La historia bíblica de José interpretando el sueño del faraón sobre los siete años de abundancia y los siete años de escasez refleja precisamente esa concepción. Más allá de su carácter religioso, el relato sintetiza una práctica real: utilizar los excedentes de los años favorables para enfrentar las crisis futuras.
Lo notable es que este principio continúa siendo una de las bases de cualquier política económica seria. Los Estados modernos acumulan reservas monetarias, energéticas o alimentarias porque saben que las crisis existen. Ninguna sociedad puede depender exclusivamente de que el mercado resuelva automáticamente todos los problemas cuando aparecen contingencias extraordinarias.
La experiencia egipcia demuestra que la abundancia por sí sola no garantiza el bienestar colectivo. Una cosecha excepcional puede coexistir con el hambre si no existe una organización capaz de administrar y distribuir los recursos. La clave no es únicamente producir más, sino decidir qué hacer con lo producido.

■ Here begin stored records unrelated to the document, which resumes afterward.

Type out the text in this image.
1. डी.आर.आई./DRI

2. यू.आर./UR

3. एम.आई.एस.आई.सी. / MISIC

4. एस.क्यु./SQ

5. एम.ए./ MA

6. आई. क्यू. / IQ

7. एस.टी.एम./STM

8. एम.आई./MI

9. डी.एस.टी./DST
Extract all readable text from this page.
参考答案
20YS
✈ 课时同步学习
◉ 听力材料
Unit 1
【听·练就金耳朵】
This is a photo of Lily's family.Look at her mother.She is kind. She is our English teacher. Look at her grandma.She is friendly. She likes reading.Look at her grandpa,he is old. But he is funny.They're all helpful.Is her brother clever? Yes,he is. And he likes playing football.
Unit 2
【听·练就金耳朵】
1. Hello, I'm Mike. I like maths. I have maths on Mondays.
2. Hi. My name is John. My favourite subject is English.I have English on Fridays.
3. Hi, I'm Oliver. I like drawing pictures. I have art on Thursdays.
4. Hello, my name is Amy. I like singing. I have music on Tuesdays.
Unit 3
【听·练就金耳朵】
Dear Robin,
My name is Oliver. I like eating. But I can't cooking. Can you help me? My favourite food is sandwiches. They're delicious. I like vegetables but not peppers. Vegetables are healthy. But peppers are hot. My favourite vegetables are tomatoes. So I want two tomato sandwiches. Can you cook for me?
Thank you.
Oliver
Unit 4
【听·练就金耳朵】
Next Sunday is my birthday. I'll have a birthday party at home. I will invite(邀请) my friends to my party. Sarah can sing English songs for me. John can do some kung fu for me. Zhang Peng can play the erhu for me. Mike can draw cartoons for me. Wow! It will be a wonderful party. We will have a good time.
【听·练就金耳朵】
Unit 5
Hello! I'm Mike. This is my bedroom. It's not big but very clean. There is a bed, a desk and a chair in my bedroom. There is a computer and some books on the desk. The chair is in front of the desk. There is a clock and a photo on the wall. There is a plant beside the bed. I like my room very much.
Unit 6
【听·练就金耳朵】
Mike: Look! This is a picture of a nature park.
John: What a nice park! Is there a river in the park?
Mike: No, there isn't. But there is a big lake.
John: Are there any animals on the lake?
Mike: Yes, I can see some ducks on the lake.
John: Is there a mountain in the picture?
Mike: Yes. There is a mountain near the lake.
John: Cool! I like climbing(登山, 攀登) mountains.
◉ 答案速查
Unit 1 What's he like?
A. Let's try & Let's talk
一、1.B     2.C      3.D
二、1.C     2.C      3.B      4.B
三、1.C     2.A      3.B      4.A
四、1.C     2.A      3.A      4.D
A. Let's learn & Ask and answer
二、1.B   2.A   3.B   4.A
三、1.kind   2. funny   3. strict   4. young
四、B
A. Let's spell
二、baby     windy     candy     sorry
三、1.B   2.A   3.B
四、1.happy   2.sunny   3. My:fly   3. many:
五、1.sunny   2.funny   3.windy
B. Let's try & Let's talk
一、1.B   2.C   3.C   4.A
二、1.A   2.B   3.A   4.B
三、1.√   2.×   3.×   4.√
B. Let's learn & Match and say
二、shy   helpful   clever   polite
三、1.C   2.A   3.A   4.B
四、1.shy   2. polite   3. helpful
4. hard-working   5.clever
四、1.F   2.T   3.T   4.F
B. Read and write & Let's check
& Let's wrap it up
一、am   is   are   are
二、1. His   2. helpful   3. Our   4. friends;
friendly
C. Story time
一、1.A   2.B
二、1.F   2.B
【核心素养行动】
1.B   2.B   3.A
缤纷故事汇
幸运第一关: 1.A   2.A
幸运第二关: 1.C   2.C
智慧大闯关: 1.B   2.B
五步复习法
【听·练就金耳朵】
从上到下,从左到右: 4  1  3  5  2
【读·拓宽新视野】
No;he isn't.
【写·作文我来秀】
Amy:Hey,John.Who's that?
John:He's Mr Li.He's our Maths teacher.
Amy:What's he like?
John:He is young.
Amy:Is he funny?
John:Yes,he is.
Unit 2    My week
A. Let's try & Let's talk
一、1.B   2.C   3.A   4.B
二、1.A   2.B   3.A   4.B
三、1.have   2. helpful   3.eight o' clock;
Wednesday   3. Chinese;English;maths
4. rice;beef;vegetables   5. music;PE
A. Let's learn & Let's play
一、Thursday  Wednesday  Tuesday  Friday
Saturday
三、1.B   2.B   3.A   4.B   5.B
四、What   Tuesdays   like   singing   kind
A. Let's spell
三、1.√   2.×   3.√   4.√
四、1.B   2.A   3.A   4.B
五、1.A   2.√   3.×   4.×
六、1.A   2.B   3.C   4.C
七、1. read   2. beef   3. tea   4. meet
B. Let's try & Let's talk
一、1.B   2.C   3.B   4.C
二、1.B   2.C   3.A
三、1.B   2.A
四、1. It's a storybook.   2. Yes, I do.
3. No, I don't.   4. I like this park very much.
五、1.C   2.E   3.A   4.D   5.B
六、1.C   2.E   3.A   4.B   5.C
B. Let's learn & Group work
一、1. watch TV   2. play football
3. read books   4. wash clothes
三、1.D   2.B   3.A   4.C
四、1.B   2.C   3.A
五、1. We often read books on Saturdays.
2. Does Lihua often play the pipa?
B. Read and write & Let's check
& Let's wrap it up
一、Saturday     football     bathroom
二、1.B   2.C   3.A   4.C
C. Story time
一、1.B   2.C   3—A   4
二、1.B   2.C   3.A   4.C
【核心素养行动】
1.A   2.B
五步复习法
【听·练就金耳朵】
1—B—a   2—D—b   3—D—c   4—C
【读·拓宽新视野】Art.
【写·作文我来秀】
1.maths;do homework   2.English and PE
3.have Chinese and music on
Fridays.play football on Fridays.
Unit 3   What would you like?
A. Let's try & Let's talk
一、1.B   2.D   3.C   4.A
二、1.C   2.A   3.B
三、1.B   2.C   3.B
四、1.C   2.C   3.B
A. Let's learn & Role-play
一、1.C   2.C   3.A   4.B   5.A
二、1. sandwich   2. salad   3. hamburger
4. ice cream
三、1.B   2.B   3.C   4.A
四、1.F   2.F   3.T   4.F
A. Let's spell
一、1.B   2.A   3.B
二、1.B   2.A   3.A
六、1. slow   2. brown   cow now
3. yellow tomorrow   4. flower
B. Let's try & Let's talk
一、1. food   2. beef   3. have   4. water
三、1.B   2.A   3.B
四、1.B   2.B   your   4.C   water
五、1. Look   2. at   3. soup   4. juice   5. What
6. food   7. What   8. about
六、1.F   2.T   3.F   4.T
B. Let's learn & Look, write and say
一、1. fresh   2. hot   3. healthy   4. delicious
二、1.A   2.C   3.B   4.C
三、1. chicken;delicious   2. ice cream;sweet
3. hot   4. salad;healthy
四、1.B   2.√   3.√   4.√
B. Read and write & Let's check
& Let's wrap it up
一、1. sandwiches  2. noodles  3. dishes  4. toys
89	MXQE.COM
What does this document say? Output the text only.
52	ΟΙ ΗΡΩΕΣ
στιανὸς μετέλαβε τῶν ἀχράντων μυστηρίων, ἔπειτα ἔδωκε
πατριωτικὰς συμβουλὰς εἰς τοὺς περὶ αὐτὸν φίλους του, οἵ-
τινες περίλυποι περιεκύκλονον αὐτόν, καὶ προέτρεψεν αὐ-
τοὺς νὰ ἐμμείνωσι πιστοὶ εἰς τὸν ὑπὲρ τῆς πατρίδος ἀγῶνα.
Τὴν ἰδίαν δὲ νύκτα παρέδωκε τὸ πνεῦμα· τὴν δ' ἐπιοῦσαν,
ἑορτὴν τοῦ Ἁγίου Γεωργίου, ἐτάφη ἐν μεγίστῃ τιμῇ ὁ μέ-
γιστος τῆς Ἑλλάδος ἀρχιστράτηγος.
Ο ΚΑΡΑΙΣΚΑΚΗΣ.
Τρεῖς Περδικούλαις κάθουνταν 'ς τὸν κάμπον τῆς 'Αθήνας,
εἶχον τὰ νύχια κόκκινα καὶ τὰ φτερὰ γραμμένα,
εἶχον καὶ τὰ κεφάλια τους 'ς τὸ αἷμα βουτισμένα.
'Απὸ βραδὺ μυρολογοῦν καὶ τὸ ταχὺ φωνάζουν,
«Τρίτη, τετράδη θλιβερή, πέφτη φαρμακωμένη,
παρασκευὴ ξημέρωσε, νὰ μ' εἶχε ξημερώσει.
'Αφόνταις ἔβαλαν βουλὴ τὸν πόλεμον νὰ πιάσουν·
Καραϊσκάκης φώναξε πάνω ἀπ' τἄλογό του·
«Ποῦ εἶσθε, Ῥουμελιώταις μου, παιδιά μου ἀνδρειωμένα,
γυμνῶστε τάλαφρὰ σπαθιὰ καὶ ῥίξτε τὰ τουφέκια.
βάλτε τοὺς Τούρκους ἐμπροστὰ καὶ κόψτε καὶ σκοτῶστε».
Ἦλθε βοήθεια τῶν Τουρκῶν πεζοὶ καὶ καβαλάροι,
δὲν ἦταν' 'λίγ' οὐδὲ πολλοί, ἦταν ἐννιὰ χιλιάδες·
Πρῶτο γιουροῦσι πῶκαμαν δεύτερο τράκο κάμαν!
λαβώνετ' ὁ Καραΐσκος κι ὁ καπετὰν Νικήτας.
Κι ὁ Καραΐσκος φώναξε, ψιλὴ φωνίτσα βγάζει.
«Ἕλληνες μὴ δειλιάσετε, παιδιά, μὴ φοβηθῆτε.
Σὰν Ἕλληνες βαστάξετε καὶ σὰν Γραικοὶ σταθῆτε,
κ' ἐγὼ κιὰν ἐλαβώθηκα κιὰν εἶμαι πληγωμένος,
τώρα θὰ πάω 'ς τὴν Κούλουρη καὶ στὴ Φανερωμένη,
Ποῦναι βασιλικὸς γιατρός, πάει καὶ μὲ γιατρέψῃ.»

En este sentido, el Antiguo Egipto ofrece una enseñanza que atraviesa milenios. La planificación no nació como una imposición ideológica ni como una abstracción teórica. Surgió como una respuesta práctica a una necesidad concreta: evitar que la población muriera de hambre cuando llegaran los años difíciles.
La extraordinaria duración de la civilización egipcia no puede explicarse únicamente por sus monumentos, sus faraones o sus conquistas. También fue consecuencia de una capacidad administrativa que permitió transformar los excedentes agrícolas en estabilidad social.
Mientras otras sociedades quedaban a merced de las fluctuaciones climáticas, Egipto construyó mecanismos para amortiguar los impactos de las crisis. Allí radica una de las razones de su permanencia histórica.
La historia económica suele recordar las pirámides como símbolo del poder egipcio. Sin embargo, quizá el verdadero monumento de aquella civilización fueron sus graneros. Porque detrás de aquellos depósitos de adobe se encontraba una idea profundamente moderna: la convicción de que una comunidad organizada puede prepararse para el futuro y protegerse de las incertidumbres que inevitablemente llegan.
Miles de años después, la pregunta sigue vigente. ¿Es suficiente confiar en que la abundancia resolverá por sí sola los problemas de una sociedad o resulta indispensable planificar, administrar y distribuir estratégicamente los recursos disponibles?
Los antiguos egipcios parecen haber respondido esa pregunta hace más de cuatro mil años. Y la historia demuestra que su respuesta fue extraordinariamente eficaz.